さらに「中間財製造部門が新たな『チョークポイント(急所)』として浮上している」とし、中国がサプライチェーンの支配力を維持するために輸出規制を先制的に活用していると説明した。
中国は輸出規制を推進する一方で、先端半導体など米国産の核心部品への依存度も低下させている。専門家らは、中国が他国経済に打撃を与えながらも報復に耐えられる能力を高めていると評価している。
WPは「中国の新たな規制の一部は軍事的用途にも転用できる『二重用途(Dual-use)』品目として指定され、明文化されている」としながらも、「多くの規制が非公式に発動され、企業活動に突然の支障をきたしている」と説明した。

代表的な例として、中国の太陽光設備メーカー・Suzhou Maxwellとイーロン・マスクのテスラ・スペースX間の交渉が中断されたケースが挙げられる。

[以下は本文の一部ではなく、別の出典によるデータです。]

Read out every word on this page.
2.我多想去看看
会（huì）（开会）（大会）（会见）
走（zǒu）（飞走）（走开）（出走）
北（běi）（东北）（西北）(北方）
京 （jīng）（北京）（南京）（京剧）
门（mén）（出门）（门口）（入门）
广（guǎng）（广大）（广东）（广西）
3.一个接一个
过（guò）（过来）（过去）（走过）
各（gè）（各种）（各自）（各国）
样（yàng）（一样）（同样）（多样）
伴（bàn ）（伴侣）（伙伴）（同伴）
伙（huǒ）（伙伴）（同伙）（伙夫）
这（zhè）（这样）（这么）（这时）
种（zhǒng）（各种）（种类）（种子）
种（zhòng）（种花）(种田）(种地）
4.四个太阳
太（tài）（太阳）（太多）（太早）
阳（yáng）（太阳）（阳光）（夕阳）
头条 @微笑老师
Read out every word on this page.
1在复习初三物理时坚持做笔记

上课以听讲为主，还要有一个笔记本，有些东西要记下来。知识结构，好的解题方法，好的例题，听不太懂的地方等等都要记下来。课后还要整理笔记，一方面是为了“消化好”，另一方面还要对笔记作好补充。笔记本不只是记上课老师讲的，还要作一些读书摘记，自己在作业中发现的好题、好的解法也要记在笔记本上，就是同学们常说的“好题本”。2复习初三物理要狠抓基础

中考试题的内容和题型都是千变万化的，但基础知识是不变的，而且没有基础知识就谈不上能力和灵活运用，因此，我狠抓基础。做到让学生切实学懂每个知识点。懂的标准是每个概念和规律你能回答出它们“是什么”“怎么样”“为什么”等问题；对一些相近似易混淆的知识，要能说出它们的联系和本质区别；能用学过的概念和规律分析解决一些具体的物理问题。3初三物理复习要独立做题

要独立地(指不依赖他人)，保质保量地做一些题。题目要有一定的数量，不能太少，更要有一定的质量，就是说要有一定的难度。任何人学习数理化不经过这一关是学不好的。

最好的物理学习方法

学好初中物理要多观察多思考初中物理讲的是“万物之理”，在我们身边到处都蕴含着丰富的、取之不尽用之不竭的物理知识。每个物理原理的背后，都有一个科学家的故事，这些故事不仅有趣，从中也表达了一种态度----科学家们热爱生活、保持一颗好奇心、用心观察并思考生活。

中国は世界の太陽光製造サプライチェーンの80%以上を掌握している。米国企業が人工知能(AI)の普及に伴う電力需要の増加に対応するには、中国製の生産設備の確保が必要な状況だ。
マスクも米国内の太陽光生産能力を100ギガワット(GW)追加するとし、今年初めにSuzhou Maxwellと設備購入交渉を開始した。しかし、中国当局が交渉中断と設備販売保留を指示したため、交渉は事実上行き詰まっていると伝えられている。
ある情報筋は「(公式文書はないため)本当に輸出したいなら輸出できる」としながらも、「皆が今後の処罰を恐れている」と述べた。
対外経済貿易大学のト・シンチュエン教授は「太陽光製造設備を海外に販売することは、結局競争国が我々に対して使用する道具を作ることに似ている」と評価した。
一方、中国の太陽光産業アナリストであるフランク・ハウグビッツは、中国の圧倒的なサプライチェーンの支配力を考えると、該当設備の輸出が意味のある商業的脅威にはならないと見ている。彼は「技術問題というよりは政治問題に近い」と述べた。
ただし、一部では核心技術の制御が競合企業の独自技術開発を刺激し、長期的に逆効果をもたらす可能性があるとの指摘もある。
WPは、米国に生産工場を持つ韓国の太陽光企業ハンファQセルズが、中国の希土類封鎖措置以降の昨年8月に「当社の最新のサプライチェーンに含まれるすべては非中国産である」と明らかにしたと報じた。